The British tabloid The Mirror (via Boing Boing) is reporting on a proposed scheme that could virtually over- night deputize all filling stations in the UK as agents of Miniplenty: closed-circuit television cameras, already installed at gas stations in order to catch motorists who dash off rather than paying for the fuel that they have pumped, will soon be cross-referencing tax-authorities’ and insurers’ databases to make certain that each and every car is current on its obligations.

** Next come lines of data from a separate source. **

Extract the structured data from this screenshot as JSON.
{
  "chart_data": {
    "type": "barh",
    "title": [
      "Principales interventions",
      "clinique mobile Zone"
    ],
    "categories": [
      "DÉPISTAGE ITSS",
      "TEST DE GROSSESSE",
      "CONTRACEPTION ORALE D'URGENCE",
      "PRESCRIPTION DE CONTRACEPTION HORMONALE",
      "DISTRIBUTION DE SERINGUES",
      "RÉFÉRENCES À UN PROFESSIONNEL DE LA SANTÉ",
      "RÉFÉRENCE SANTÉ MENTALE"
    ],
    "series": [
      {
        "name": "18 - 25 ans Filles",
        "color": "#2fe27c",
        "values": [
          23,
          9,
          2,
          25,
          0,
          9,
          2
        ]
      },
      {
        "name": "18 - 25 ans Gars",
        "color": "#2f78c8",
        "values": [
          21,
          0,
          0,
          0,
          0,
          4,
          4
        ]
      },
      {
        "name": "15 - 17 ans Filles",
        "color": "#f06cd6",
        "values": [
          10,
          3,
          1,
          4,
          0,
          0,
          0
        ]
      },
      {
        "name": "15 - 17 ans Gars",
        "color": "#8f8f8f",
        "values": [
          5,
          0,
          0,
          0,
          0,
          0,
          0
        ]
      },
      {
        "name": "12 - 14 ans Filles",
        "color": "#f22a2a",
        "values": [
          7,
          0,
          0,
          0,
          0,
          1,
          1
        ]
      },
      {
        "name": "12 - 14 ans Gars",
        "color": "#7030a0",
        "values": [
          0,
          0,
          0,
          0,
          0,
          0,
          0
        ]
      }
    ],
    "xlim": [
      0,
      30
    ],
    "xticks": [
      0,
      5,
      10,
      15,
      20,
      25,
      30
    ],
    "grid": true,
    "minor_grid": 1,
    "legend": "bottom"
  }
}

In the interest of public-safety, cars found to be dead-beat drivers or if their records cannot be found, the driver will not be allowed to gas up. There is a similar scheme in place in Germany, dating back to the times of the Red Army Faction to help police track criminals on the run, but it has not expanded, grown more pseudopods into other areas of people’s lives—yet, nor does it have a mechanism to switch off the pump. This is an absolutely chilling development, which I think will yield more inconvenience and bad bookkeeping and loss of revenue for filling-stations than delinquent drivers. Having a line of liability does not make the streets safer or prevent accidents and only enables inflated settlements and enriches the insurance companies. Only a very small percentage of drivers, as the proponents behind this idea, some 4%, state and tax-dodging with an automobile sounds as if it would be no worth the effort. Why should authorities stop there?  Why not make the purchase of essentials linked all across the board, ensuring that everyone of us has discharged our debts, public and private, on schedule (and with positive indicators that we will be able to continue making timely payments in full in the future)?  One has to wonder what sort of retro-future and insincere visions inspire such surveillance.

pepperland

The creative haberdashers at Civilicious (sadly no longer in business it seems) have released this tee-shirt, Sea of Hope, featuring the Obamas rendered in the artistic style of Yellow Submarine (DE/EN). They also offer a whole line of political-themed apparel with some clever and subtle references.

Thursday 15 March 2012

rico sUAVe

Ruben Bolling who writes the uncomfortably true Tom the Dancing Bug series over at Boing Boing perfectly captures the off-putting dissonance behind the latest by-products of the war on terrorism, which is now turning back on itself--like the Ouroboros, the archetypal symbol of the snaking consuming itself and which ought to be the badge for this whole mission--in a helpful pamphlet. I found it most hard to understand how an individual with a background in constitutional law (Verfassungsrecht) could possibly, not under duress, let such conclusions and interpretations have free reign. There must be some horrendous goods and rank majesty out there to persuade those in power and in the public to suffer such a stance so lightly.  I like the pamphlet’s suggestion, for those equally confused, to write an essay about it which the CIA will grade after the thought criminals are dispatched with, but the whole subject, reality outstripping satire, is not so much conducive to humour.